Le cavalier doit pouvoir faire avec ce qui est dans le
présent, car le cheval ne saurait reporter son stress, une
douleur, une peur, une incompétence, et encore moins les
contrôler.
Le perfectionnisme et l'acharnement conduits par ce besoin de
contôle est une pure perte d'énergie et de
bien-être. Jamais satisfaits, toujours frustrés,
les personnes qui n'arrivent pas à lâcher-prise se
heurtent à l'absurdité du désir de
contrôler ce que l'on ne peut ni changer ni influencer.
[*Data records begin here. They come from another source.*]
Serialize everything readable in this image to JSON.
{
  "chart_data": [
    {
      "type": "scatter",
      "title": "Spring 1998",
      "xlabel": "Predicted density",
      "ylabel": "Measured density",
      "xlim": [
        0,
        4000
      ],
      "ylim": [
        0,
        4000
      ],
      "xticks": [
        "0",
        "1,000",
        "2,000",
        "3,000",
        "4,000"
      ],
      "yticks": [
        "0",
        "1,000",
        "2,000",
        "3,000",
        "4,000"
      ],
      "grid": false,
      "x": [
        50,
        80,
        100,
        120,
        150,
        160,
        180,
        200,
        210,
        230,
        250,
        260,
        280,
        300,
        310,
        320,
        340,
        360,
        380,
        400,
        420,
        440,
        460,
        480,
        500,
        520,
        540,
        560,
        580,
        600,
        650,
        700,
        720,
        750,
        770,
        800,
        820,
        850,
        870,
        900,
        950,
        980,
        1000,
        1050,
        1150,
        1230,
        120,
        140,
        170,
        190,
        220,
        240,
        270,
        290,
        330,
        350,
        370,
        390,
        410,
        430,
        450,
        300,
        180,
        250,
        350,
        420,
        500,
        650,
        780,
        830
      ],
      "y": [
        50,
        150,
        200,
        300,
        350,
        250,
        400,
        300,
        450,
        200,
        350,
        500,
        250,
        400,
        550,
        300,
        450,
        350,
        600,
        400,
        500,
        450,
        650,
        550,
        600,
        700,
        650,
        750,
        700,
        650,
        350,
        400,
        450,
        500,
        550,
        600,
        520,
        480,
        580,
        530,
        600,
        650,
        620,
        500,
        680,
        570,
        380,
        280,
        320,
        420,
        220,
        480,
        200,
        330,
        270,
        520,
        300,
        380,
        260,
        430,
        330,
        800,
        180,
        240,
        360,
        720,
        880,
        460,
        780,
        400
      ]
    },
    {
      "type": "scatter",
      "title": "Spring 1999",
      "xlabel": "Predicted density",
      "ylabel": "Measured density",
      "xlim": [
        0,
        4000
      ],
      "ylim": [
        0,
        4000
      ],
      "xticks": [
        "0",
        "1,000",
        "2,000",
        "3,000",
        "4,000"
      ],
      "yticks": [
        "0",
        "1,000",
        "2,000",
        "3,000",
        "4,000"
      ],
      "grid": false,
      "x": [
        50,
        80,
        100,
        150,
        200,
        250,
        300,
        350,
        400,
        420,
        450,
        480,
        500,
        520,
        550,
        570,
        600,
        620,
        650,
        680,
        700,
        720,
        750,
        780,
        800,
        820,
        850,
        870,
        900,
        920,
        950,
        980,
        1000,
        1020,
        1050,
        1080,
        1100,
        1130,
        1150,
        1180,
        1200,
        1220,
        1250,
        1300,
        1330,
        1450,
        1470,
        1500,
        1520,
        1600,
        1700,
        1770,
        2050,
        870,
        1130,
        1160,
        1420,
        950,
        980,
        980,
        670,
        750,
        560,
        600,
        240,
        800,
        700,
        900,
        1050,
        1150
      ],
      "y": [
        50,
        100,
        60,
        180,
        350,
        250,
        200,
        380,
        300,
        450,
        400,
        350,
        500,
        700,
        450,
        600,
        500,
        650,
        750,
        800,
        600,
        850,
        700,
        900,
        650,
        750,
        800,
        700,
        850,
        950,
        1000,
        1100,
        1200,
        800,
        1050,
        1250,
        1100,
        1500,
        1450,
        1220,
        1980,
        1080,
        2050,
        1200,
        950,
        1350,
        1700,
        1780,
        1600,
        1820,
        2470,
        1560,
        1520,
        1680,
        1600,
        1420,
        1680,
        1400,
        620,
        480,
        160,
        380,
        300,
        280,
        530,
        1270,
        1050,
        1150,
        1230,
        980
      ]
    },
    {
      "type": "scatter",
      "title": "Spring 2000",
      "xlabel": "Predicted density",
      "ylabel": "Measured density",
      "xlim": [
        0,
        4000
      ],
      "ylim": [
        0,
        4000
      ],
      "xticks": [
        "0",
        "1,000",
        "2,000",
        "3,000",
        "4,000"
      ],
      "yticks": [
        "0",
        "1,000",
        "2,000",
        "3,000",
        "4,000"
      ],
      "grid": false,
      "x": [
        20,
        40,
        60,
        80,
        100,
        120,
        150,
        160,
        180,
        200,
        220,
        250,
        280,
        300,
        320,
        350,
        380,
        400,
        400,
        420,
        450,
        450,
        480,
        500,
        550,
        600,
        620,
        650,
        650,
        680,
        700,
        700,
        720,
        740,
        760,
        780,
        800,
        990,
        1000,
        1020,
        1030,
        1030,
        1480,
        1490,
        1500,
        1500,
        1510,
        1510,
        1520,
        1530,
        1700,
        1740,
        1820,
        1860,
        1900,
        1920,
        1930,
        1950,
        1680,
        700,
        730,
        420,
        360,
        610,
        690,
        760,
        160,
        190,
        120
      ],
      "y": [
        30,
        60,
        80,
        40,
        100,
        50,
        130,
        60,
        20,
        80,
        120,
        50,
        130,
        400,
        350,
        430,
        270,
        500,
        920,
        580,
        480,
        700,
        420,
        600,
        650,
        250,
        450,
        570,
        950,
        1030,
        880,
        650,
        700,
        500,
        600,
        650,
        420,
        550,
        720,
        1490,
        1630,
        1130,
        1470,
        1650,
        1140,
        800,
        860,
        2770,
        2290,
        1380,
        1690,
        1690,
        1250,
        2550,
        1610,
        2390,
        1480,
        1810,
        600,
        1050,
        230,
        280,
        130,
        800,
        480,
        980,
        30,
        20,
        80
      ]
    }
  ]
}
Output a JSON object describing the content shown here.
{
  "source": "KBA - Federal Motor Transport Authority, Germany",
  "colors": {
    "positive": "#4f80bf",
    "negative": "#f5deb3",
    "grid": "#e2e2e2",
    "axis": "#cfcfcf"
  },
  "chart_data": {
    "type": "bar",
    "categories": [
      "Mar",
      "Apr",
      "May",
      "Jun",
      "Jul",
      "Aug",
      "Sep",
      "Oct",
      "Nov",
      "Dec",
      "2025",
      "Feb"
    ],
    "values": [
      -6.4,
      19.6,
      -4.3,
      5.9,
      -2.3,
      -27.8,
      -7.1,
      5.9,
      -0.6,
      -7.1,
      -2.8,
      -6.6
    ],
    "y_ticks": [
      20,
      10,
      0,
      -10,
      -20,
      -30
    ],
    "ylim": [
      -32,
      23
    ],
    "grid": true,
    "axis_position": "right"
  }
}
Il faut prendre conscience de ses émotions et surtout de la
peur liée à l'absence de contrôle : de
la crainte que le cheval ou les autres nous dominent, de la peur de se
tromper en laissant faire les autres, de la peur de faire confiance aux
autres. Il y a également un certain nombre de deuils
à faire pour arriver à lâcher-prise :
accepter d'abandonner ce à quoi nous tenons, d'abandonner la
recherche du résultat (en étant surpris de
l'atteindre malgré tout), d'oublier le passé, les
épreuves et les problèmes. Bref, cesser
d'être le jouet de nos pensées, de nos
émotions, de notre stress nécessite une grande
conviction mais permet de vivre le moment présent et de s'y
adapter pour en libérer l'essence.
Rendre notre cerveau flexible, s'ouvrir à autrechose au
lieu de se laisser agacer, c'est goûter le bonheur
d'être là, c'est profiter plus souvent de moment
de sérénité, donc de
s'épanouir plus facilement avec les autres tout en
reconnaissant leurs différences, c'est un peu voir toutes les choses de façon positive.
Lâcher-prise ce n'est pas abandonner, mais s'abandonner.